An effigy of federal water minister David Littleproud was thrown into the Murray River on Thursday during a water rally which saw more than 3000 fed-up farmers descend on Tocumwal.
But this will be the last rally "in the middle of nowhere" with irrigators vowing to come knocking on the houses of Victorian, NSW and federal parliaments.
The 'enough is enough' rally called for the sacking of Mr Littleproud and both state governments to pull out of the Murray Darling Basin Plan.
The rally also called for 1000 gigalitres of conveyance water, which is water allocated against production for losses in transmission, to be re-allocated for productive use in the southern basin.
The turnout has almost tripled with around 3000 farmers, children and business owners marching across the Murray in #Tocumwal before an effigy of federal water minister David Littleproud was thrown into the river. @email@example.com/08vYaW5CtY— Vivienne Jones (@_VivienneJones) September 5, 2019
Organisers said this would provide "immediate relief" for farmers on their second successive year of zero allocation.
Rally co-organiser Jan Beer said the basin plan was failing on all counts, including environmental, and it was "past time this was acknowledged" by Canberra.
"The plan is a failure, but David Littleproud refuses to accept this obvious fact," she said.
"At the moment he blames the drought, but when it is over he will find another poor excuse.
"He needs to be replaced by someone who will accept the plan has failed and work with us to fix it."
She told the rally there were immediate, medium and long-term solutions which would "overcome many of the present issues".
Member for Murray Helen Dalton, who was repeatedly referred to as a "water warrior", said the rally was "not about irrigators versus the environment".
"The rally is really about common sense versus stupidity, transparency versus secrecy, protecting Australia's food bowl versus importing everything we eat and drink," she said.
Member for Northern Victoria Tim Quilty said he was "proud" to be championing regional communities.

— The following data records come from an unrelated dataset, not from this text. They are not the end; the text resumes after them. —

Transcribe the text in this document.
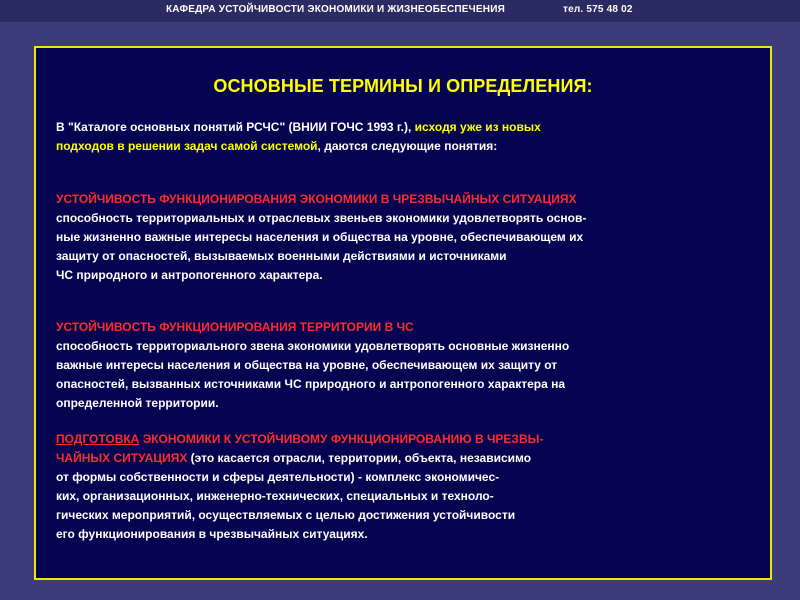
КАФЕДРА УСТОЙЧИВОСТИ ЭКОНОМИКИ И ЖИЗНЕОБЕСПЕЧЕНИЯ	тел. 575 48 02
ОСНОВНЫЕ ТЕРМИНЫ И ОПРЕДЕЛЕНИЯ:
В "Каталоге основных понятий РСЧС" (ВНИИ ГОЧС 1993 г.), исходя уже из новых
подходов в решении задач самой системой, даются следующие понятия:
УСТОЙЧИВОСТЬ ФУНКЦИОНИРОВАНИЯ ЭКОНОМИКИ В ЧРЕЗВЫЧАЙНЫХ СИТУАЦИЯХ
способность территориальных и отраслевых звеньев экономики удовлетворять основ-
ные жизненно важные интересы населения и общества на уровне, обеспечивающем их
защиту от опасностей, вызываемых военными действиями и источниками
ЧС природного и антропогенного характера.
УСТОЙЧИВОСТЬ ФУНКЦИОНИРОВАНИЯ ТЕРРИТОРИИ В ЧС
способность территориального звена экономики удовлетворять основные жизненно
важные интересы населения и общества на уровне, обеспечивающем их защиту от
опасностей, вызванных источниками ЧС природного и антропогенного характера на
определенной территории.
ПОДГОТОВКА ЭКОНОМИКИ К УСТОЙЧИВОМУ ФУНКЦИОНИРОВАНИЮ В ЧРЕЗВЫ-
ЧАЙНЫХ СИТУАЦИЯХ (это касается отрасли, территории, объекта, независимо
от формы собственности и сферы деятельности) - комплекс экономичес-
ких, организационных, инженерно-технических, специальных и техноло-
гических мероприятий, осуществляемых с целью достижения устойчивости
его функционирования в чрезвычайных ситуациях.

"Senator Leyonhjelm always said the Murray Darling Basin Plan was 1 per cent science, 99 per cent politics but I think what we are seeing recently is that there is no science at all in it," he said.
"It is a mix of politics and corruption.
"This week I am going to put a motion before the Victorian Upper House calling to immediately withdraw from the Murray Darling Basin Plan."
But Mr Quilty admited he wasn't expecting it to pass.
"The politicians are not going to listen to us and if that is going to be the case it is time to turf them out," he said.
"In my maiden speech I spoke about Rexit - that the regions should break away from the major cities to form our own state - that was kind of a joke, but as time goes on we see these things happen more and more, it is less of a joke.
"Maybe it really is time for Rexit."
Angry farmers chanted "Sussan Ley where is she" as they marched across the Murray River after the rally.
The environment minister and member for Farrer was "missing in action" at the rally but her media adviser made the trip down the Murray to represent her.
Steve Block attended the rally where Ms Ley was an apology due to a "prior engagement".
But Southern Riverina Irrigators chair Chris Brooks said "it is not good enough".
"I went to Albury on Tuesday to track down Mr Littleproud ... and Ms Ley to tell them we are suing the MDBA not the federal government," he said.
"And they aren't part of the MDBA so don't hide behind that crap any longer."